Eine Hinweis über die ersten Jahre des Löberitzer Schachclubs konnte einem Artikel des „Zörbiger Boten“ aus dem Jahre 1903 (Sa., 06.06.1903, Nr. 66, Seite I / Rubrik: Lokales und Provinzielles) entnommen werden.

Zörbiger Bote, 06.06.1903

Dort wurde anlässlich der Ankündigung des Stiftungsfestes des Löberitzer Schachvereins auf einen Pastor Johann Melchior Kirsch verwiesen, der in der Zeit der Vereinsgründung in Löberitz als Hauslehrer beschäftigt war und dabei das Schachspiel nach Löberitz gebracht haben soll. In diesem Artikel wurde auch mitgeteilt, daß Kirsch zurzeit, also um die Jahrhundertwende, in Ammendorf wirkte. Diese Mitteilung war Grund genug um der Sache nachzugehen. Deshalb wurde am 29.09.1985 an alle Evangelischen Kirchen des damals noch selbständigen und jetzt zur Stadt Halle gehörenden Ortes Ammendorf ein Brief mit der Anfrage nach dem Verbleib des Pastors Kirsch verschickt. Am 31.10. gleichen Jahres erfolgte die Eingangsbestätigung des Briefes durch Herrn Pfarrer W. Binnewies vom Evangelischen Pfarramt „St. Wenzel“ in Ammendorf mit der Mitteilung sich dieser Sache anzunehmen. Am 03.02.1986 kam dann ein ausführlicher Brief. Daraus geht hervor, daß Johann Melchior Kirsch am 6. Januar des Jahres 1844 geboren wurde. In Ammendorf war er in der Evangelischen St. Katharinen-Gemeinde vom 20.01.1889 bis zum 01.04.1909 tätig. Das erfreulichste war aber die Mitteilung, daß im Pfarrhaus der St. Katharinen-Gerneinde von ihm ein von dem Halleschen Maler Otto Gebhardt geschaffene Ölgemälde hängt. Also wurde umgehend mit Pfarrer Binnewies ein Termin vereinbart und das Gemälde fotografiert.

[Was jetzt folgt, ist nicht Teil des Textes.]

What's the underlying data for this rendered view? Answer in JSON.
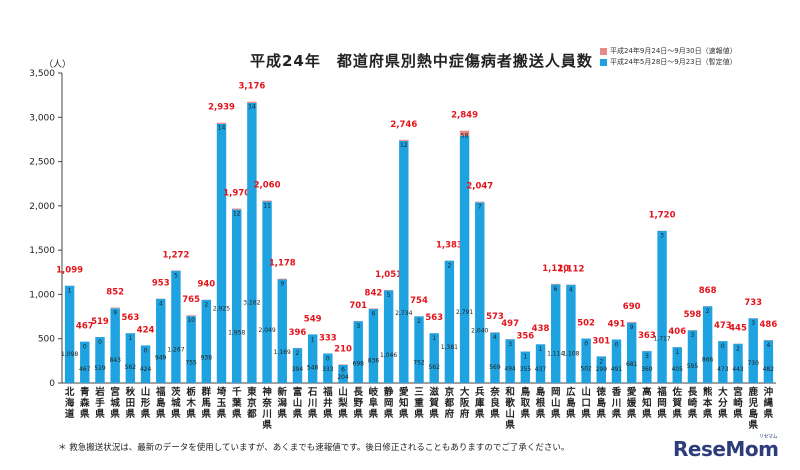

Das Pfarrhaus war unbewohnt, befand sich ab noch in einen guten Zustand, während die Kirche zu dieser Zeit nicht mehr benutzt wurde. Die Seelsorge der Ammendorfer Gemeinden erfolgte nur noch von „St. Wenzel“ aus. Damals wurde mit einer Exa 1b allerdings nur ein, zu dieser Zeit übliches Schwarz-Weiß-Foto gemacht.

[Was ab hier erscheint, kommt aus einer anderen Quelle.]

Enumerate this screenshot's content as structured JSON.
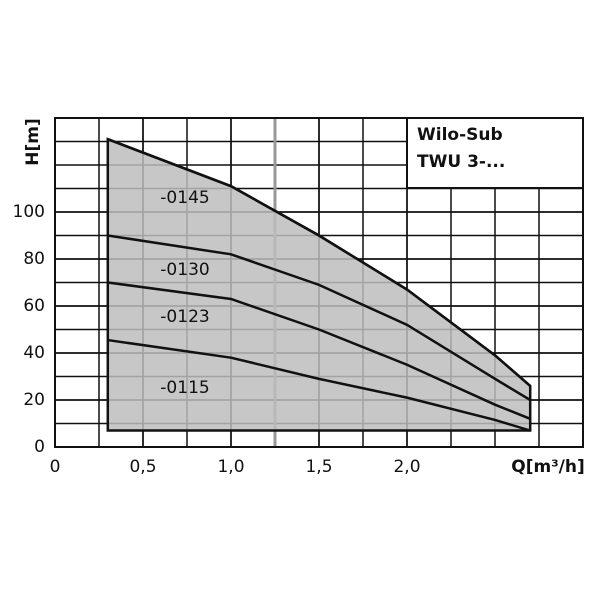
{
  "chart_data": {
    "type": "line",
    "title": "Wilo-Sub",
    "subtitle": "TWU 3-...",
    "x_label": "Q[m³/h]",
    "y_label": "H[m]",
    "x": [
      0.3,
      1.0,
      1.5,
      2.0,
      2.5,
      2.7
    ],
    "series": [
      {
        "name": "-0145",
        "color": "#111111",
        "values": [
          131,
          111,
          90,
          67,
          39,
          26
        ]
      },
      {
        "name": "-0130",
        "color": "#111111",
        "values": [
          90,
          82,
          69,
          52,
          29,
          20
        ]
      },
      {
        "name": "-0123",
        "color": "#111111",
        "values": [
          70,
          63,
          50,
          35,
          18,
          12
        ]
      },
      {
        "name": "-0115",
        "color": "#111111",
        "values": [
          45.5,
          38,
          29,
          21,
          11.5,
          7
        ]
      }
    ],
    "area_color": "#bdbdbd",
    "marker_x": 1.25,
    "xlim": [
      0,
      3.0
    ],
    "ylim": [
      0,
      140
    ],
    "xticks": [
      0,
      {
        "value": 0.5,
        "label": "0,5"
      },
      {
        "value": 1.0,
        "label": "1,0"
      },
      {
        "value": 1.5,
        "label": "1,5"
      },
      {
        "value": 2.0,
        "label": "2,0"
      }
    ],
    "yticks": [
      0,
      20,
      40,
      60,
      80,
      100
    ],
    "grid": true
  }
}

Ölgemälde J.M.Kirsch, Ammendorf 1986

Das Foto diente dann dem Halleschen Maler Franz Dießner als Vorlage für die bekannte Portraitzeichnung. Nur durch diesen Zufall und der Hilfe durch Pfarrer Binnewies war es möglich, Johann Melchior Kirsch auch optisch in die Löberitzer Schachgeschichte einzubinden. Später wurden dann durch die Hilfe unseres langjährigen Vereinsmitgliedes, des damaligen Sandersdorfer Pfarrers Bernd Gaus, und der Naumburger Schachfamilie Mertens noch weitere Einzelheiten zu Kirschs Leben ermittelt. Nun steht das 150. Vereinsjubiläum vor der Tür und in dem geplanten Buch müssen einige früheren und inzwischen überholten Erkenntnisse nachgebessert werde. Dazu gehört auch ein Farbfoto von Johann Melchior Kirsch. Also stand an einem Montag im Mai die Katharinen-Kirche in Ammendorf als Ziel auf dem Programm.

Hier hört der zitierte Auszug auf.